JOURNAL ARTICLE

Airborne transmission of SARS-CoV-2 via aerosols

Laura Comber, Eamon O Murchu, Linda Drummond, Paul G Carty, Kieran A Walsh, Cillian F De Gascun, Máire A Connolly, Susan M Smith, Michelle O'Neill, Máirín Ryan, Patricia Harrington
Reviews in Medical Virology 2020 October 26, : e2184
33105071
A key consideration in the Covid-19 pandemic is the dominant modes of transmission of the severe acute respiratory syndrome coronavirus 2 (SARS-CoV-2) virus. The objective of this review was to synthesise the evidence for the potential airborne transmission of SARS-CoV-2 via aerosols. Systematic literature searches were conducted in PubMed, Embase, Europe PMC and National Health Service UK evidence up to 27 July 2020. A protocol was published and Cochrane guidance for rapid review methodology was adhered to throughout. Twenty-eight studies were identified. Seven out of eight epidemiological studies suggest aerosol transmission may occur, with enclosed environments and poor ventilation noted as possible contextual factors.
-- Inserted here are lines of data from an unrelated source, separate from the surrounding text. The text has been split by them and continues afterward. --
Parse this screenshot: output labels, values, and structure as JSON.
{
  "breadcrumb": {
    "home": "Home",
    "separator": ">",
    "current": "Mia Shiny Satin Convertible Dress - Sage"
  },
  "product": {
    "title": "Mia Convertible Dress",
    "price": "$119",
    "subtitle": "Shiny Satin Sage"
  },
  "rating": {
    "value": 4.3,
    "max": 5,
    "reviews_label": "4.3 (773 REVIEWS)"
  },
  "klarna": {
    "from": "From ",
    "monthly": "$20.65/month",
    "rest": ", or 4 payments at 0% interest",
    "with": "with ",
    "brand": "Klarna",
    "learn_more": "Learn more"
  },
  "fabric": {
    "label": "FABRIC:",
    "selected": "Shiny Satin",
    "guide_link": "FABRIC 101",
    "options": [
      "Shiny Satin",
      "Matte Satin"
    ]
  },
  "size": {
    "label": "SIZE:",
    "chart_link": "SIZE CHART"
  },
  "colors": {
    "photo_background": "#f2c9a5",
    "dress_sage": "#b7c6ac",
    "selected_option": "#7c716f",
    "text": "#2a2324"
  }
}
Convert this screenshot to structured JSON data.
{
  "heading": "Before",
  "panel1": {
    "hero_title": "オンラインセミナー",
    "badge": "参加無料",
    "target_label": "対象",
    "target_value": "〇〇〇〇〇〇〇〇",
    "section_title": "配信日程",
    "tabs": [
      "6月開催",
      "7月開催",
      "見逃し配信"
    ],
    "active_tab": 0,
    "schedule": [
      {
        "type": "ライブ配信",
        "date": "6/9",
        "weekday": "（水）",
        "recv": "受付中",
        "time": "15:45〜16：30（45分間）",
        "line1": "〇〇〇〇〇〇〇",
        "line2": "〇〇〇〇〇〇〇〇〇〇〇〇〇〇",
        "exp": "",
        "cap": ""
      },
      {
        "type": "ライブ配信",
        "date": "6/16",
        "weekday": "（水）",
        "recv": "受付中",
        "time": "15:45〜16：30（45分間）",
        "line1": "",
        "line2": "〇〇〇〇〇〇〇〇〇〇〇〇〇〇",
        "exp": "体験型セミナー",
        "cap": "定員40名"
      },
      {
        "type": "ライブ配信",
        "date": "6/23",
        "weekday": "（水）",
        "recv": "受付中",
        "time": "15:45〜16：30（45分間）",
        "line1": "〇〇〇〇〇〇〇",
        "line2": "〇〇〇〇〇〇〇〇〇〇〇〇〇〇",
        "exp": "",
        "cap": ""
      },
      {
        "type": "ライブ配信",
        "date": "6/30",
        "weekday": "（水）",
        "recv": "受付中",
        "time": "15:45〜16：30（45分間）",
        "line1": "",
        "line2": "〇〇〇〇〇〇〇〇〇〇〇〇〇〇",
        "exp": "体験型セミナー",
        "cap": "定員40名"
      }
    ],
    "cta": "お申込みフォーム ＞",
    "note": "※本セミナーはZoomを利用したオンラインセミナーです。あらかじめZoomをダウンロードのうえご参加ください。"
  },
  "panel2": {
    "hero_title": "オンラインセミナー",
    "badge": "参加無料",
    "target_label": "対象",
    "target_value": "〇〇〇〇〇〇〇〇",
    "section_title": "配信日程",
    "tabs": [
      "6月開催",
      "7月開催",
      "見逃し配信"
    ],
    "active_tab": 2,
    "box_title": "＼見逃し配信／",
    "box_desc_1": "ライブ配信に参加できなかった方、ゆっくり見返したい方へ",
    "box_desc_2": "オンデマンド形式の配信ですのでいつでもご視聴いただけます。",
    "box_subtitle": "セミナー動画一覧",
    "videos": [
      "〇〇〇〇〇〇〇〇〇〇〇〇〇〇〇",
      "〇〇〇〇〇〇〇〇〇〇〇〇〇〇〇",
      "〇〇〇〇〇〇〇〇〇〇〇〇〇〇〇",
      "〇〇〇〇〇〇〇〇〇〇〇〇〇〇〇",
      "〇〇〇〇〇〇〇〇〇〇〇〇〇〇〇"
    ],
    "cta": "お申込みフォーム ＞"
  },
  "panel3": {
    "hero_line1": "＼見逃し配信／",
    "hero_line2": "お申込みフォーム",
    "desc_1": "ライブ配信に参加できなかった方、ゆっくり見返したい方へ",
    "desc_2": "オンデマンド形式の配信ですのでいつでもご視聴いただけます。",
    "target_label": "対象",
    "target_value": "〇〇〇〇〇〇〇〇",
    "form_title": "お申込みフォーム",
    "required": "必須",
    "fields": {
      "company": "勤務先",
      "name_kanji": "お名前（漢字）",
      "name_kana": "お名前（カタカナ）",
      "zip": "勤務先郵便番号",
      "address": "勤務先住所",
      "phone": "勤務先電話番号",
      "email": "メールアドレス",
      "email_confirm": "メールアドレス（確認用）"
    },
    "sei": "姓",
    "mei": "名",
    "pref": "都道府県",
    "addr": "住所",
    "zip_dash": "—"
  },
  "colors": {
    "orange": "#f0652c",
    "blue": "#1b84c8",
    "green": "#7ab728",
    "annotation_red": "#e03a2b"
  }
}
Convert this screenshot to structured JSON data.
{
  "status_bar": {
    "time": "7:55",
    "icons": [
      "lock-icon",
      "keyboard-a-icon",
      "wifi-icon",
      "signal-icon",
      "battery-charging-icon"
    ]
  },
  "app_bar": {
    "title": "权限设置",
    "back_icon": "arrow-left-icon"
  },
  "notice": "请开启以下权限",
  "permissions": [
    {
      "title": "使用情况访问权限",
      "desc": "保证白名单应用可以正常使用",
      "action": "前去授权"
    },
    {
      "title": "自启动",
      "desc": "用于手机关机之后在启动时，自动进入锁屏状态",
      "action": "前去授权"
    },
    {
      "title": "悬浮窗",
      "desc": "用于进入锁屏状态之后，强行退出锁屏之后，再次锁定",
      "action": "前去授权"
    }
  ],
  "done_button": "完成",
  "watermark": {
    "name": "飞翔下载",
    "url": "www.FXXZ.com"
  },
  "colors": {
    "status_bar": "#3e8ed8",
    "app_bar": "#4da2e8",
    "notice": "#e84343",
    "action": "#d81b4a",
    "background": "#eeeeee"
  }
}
Ten of the 16 air sampling studies detected SARS-CoV-2 ribonucleic acid; however, only three of these studies attempted to culture the virus with one being successful in a limited number of samples. Two of four virological studies using artificially generated aerosols indicated that SARS-CoV-2 is viable in aerosols. The results of this review indicate there is inconclusive evidence regarding the viability and infectivity of SARS-CoV-2 in aerosols. Epidemiological studies suggest possible transmission, with contextual factors noted. Viral particles have been detected in air sampling studies with some evidence of clinical infectivity, and virological studies indicate these particles may represent live virus, adding further plausibility. However, there is uncertainty as to the nature and impact of aerosol transmission of SARS-CoV-2, and its relative contribution to the Covid-19 pandemic compared with other modes of transmission.